Le Corps des Jeunes contre le Paludisme Kasaï a organisé, jeudi, un dialogue communautaire du deuxième trimestre 2026 dans l’aire de santé de Tshimuishi, située dans la Zone de Santé de Kanzala, avec pour objectif de recueillir les préoccupations sociales et sanitaires de la population en vue de rechercher des solutions adaptées.
Cette activité s’est déroulée sous la supervision du coordonnateur provincial Jean Kabala Kalala Diba, en présence des autorités coutumières et administratives locales ainsi que de plusieurs acteurs communautaires.

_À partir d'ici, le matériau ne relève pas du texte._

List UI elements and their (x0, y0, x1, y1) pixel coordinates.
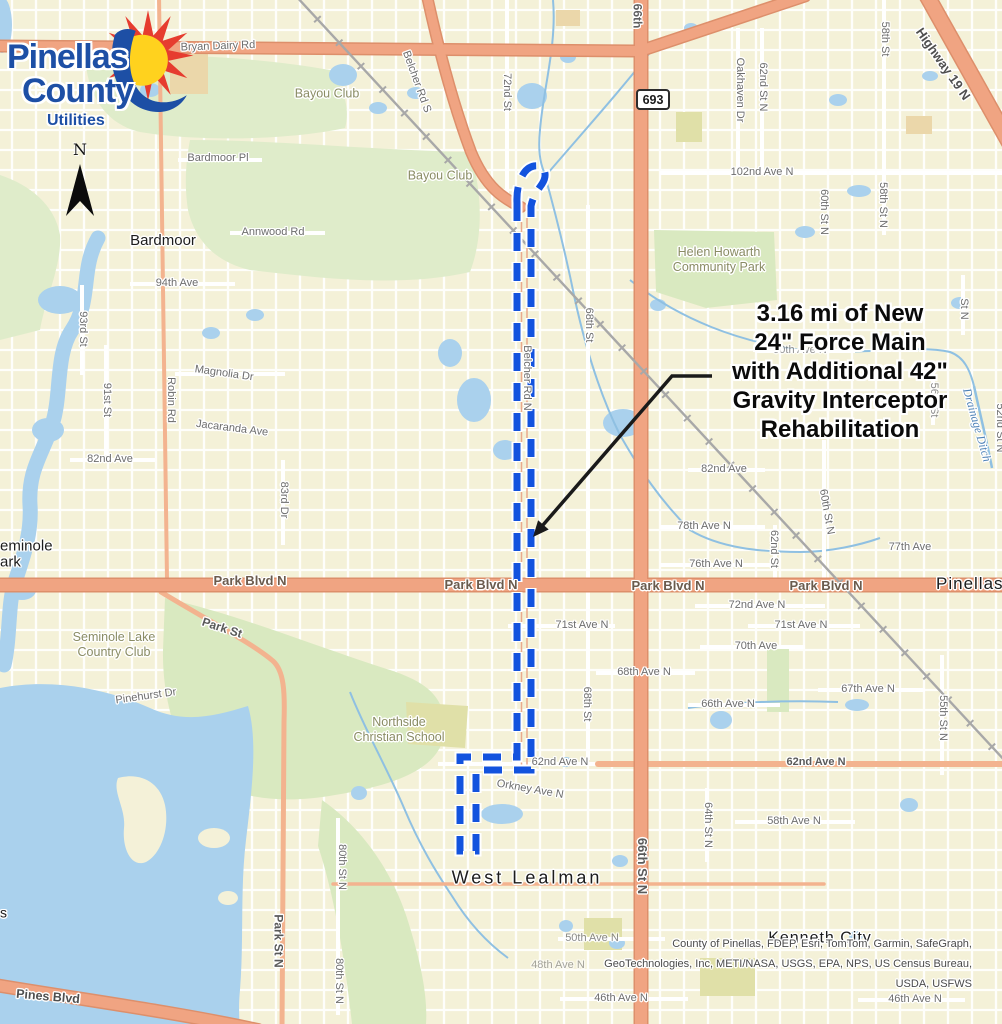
street-label: 46th Ave N (888, 994, 942, 1006)
attribution-line: County of Pinellas, FDEP, Esri, TomTom, … (604, 934, 972, 954)
street-label: 76th Ave N (689, 559, 743, 571)
street-label: 55th St N (936, 695, 948, 741)
street-label: Park Blvd N (632, 579, 705, 593)
lake-seminole (0, 684, 253, 1024)
highway-693-shield: 693 (636, 89, 670, 110)
annotation-line: 24" Force Main (672, 328, 1002, 357)
street-label: 77th Ave (889, 542, 932, 554)
street-label: Park St N (272, 914, 285, 967)
street-label: 60th St N (817, 189, 829, 235)
logo-text-utilities: Utilities (47, 112, 105, 130)
street-label: 62nd St (767, 530, 779, 568)
place-label: Bardmoor (130, 233, 196, 249)
street-label: 58th St N (876, 182, 888, 228)
annotation-line: 3.16 mi of New (672, 299, 1002, 328)
street-label: 71st Ave N (556, 620, 609, 632)
street-label: 58th St (878, 22, 890, 57)
street-label: 72nd Ave N (729, 600, 786, 612)
street-label: Belcher Rd N (520, 345, 532, 410)
annotation-line: Gravity Interceptor (672, 386, 1002, 415)
street-label: Park Blvd N (790, 579, 863, 593)
street-label: 82nd Ave (701, 464, 747, 476)
street-label: 80th St N (332, 958, 344, 1004)
street-label: 68th Ave N (617, 667, 671, 679)
street-label: 46th Ave N (594, 993, 648, 1005)
street-label: Bardmoor Pl (187, 153, 248, 165)
street-label: 62nd Ave N (786, 757, 845, 769)
attribution-line: GeoTechnologies, Inc, METI/NASA, USGS, E… (604, 954, 972, 974)
area-label: Bayou Club (295, 87, 360, 102)
street-label: 102nd Ave N (731, 167, 794, 179)
street-label: 70th Ave (735, 641, 778, 653)
map-container: Bryan Dairy RdBardmoor PlAnnwood Rd94th … (0, 0, 1002, 1024)
annotation-line: Rehabilitation (672, 415, 1002, 444)
street-label: 66th Ave N (701, 699, 755, 711)
map-attribution: County of Pinellas, FDEP, Esri, TomTom, … (604, 934, 972, 994)
street-label: 64th St N (701, 802, 713, 848)
street-label: 71st Ave N (775, 620, 828, 632)
area-label: Seminole LakeCountry Club (73, 630, 156, 660)
street-label: 93rd St (76, 311, 88, 346)
street-label: 83rd Dr (277, 482, 289, 519)
street-label: 78th Ave N (677, 521, 731, 533)
area-label: Helen HowarthCommunity Park (673, 245, 765, 275)
street-label: 62nd Ave N (532, 757, 589, 769)
lake-island (218, 891, 238, 905)
street-label: 91st St (100, 383, 112, 417)
street-label: 72nd St (500, 73, 512, 111)
place-label: West Lealman (452, 869, 603, 888)
area-label: NorthsideChristian School (353, 715, 444, 745)
street-label: 94th Ave (156, 278, 199, 290)
street-label: 80th St N (335, 844, 347, 890)
street-label: Oakhaven Dr (733, 58, 745, 123)
area-label: Bayou Club (408, 169, 473, 184)
north-arrow-label: N (73, 140, 87, 159)
north-arrow: N (55, 140, 105, 225)
street-label: Park Blvd N (214, 574, 287, 588)
street-label: 66th (631, 4, 644, 29)
place-label: Pinellas Park (936, 575, 1002, 593)
street-label: Park Blvd N (445, 578, 518, 592)
lake-island (198, 828, 230, 848)
agency-logo: Pinellas County Utilities (0, 0, 230, 150)
street-label: 82nd Ave (87, 454, 133, 466)
street-label: 66th St N (635, 838, 649, 894)
annotation-line: with Additional 42" (672, 357, 1002, 386)
street-label: Annwood Rd (242, 227, 305, 239)
place-label: s (0, 906, 7, 921)
street-label: 68th St (580, 687, 592, 722)
street-label: Robin Rd (164, 377, 176, 423)
street-label: 48th Ave N (531, 960, 585, 972)
street-label: 58th Ave N (767, 816, 821, 828)
project-annotation: 3.16 mi of New 24" Force Main with Addit… (672, 299, 1002, 444)
street-label: 68th St (582, 308, 594, 343)
street-label: 62nd St N (756, 63, 768, 112)
logo-text-county: County (22, 72, 133, 111)
attribution-line: USDA, USFWS (604, 974, 972, 994)
place-label: SeminolePark (0, 538, 53, 570)
street-label: 67th Ave N (841, 684, 895, 696)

Selon les organisateurs, ce cadre d’échanges visait à permettre aux habitants d’exprimer leurs difficultés et de renforcer la collaboration entre les communautés et les partenaires engagés dans la lutte contre le paludisme et le développement local.
Plus de 70 personnes ont participé à cette rencontre communautaire, parmi lesquelles 15 papas, 15 mamans, 15 jeunes garçons et 15 jeunes filles. Deux chefs coutumiers, l’Administrateur gestionnaire (A.G), l’Infirmier titulaire (IT), l’Autorité communale (AC) ainsi que des membres du Comité de Développement de l’Aire de Santé (CODESA) ont également pris part aux discussions.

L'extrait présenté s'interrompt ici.